Malevolent spirits are lured at night inside blue bottles on a bottle tree. When the sun's first light touches the glass, the evil beings are destroyed. Bottle trees were found in rural, primarily African-American, communities in the southern United States.
This bottle tree, underplanted with okra, is part of a collection of historical plantings placed in raised beds at the North Carolina Botanical Garden.
Please click on image to larger view.
Love the bottle tree and the lore that accompanies it. I enjoy this drawing - I can imagine visiting the botanical gardens; you've portrayed it so beautifully.
Posted by: Pam in Tucson | July 06, 2006 at 04:02 PM
wow. what a great idea. I never heard of such a thing. This is so much fun. Reminds me of the "Grandma's Bottle Village" documentary. Did you ever see that?
Lovely drawings Laura. As usual.
Posted by: Amanda | July 05, 2006 at 11:29 AM
beautiful, beautiful drawing!
Posted by: lydia | July 04, 2006 at 11:37 AM
That's something the homesick part of me wants in my backyard garden--a bottle tree. Maybe in the future hedge maze... Or by the gazebo of dutchman's pipe. Wonder if my Yankee neighbors will hate it?
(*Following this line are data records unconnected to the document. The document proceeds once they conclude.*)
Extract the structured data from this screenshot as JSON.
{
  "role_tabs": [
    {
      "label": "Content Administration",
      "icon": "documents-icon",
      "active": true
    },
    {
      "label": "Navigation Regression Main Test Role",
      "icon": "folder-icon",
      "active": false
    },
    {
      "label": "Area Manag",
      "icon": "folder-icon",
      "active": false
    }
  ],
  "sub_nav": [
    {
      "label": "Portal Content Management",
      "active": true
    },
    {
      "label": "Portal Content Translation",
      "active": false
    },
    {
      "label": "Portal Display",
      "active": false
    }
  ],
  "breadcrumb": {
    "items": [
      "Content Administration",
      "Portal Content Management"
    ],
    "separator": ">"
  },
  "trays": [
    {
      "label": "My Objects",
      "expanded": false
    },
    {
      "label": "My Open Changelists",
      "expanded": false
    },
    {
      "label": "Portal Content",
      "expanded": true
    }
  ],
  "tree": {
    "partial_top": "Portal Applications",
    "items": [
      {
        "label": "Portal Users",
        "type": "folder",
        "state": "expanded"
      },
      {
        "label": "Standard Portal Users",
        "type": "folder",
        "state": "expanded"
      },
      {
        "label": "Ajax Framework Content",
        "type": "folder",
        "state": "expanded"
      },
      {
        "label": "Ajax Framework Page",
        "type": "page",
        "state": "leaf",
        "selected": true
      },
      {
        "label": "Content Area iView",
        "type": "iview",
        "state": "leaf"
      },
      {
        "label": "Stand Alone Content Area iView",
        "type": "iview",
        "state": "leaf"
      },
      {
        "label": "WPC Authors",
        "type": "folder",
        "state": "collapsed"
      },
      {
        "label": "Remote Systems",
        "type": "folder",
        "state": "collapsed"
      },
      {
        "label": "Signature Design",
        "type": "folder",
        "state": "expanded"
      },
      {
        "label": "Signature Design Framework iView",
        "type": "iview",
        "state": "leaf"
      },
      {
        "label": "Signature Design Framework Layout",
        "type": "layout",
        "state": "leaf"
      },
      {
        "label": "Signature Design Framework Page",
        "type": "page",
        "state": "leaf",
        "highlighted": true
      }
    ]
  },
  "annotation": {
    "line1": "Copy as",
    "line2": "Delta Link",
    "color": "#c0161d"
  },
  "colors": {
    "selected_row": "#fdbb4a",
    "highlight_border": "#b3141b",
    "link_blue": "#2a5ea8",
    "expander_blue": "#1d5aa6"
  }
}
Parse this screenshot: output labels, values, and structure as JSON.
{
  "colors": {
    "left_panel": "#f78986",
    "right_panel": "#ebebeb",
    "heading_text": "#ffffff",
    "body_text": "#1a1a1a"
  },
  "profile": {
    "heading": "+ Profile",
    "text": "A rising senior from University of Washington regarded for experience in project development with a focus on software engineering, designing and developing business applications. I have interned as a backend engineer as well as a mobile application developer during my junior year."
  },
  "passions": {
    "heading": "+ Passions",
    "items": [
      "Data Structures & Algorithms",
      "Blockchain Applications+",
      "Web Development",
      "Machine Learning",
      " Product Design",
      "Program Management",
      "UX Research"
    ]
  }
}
I remember dazzling clear and clear-gone-amethyst ones in Georgia, but I, too, like the ones that include cobalt blue.
Ben Steelman, the books editor at the Wilmington paper, lives down the alley from an artist's bottle house--quite thick, made from wine bottles, I think... Wonderful.
Posted by: marlyat2 | June 30, 2006 at 01:03 PM
Thank you so much, everyone. Maybe it's time for a whole new generation of bottle trees!
Posted by: Laura | June 30, 2006 at 12:00 PM
What a wonderful journal page. The blue is beautiful!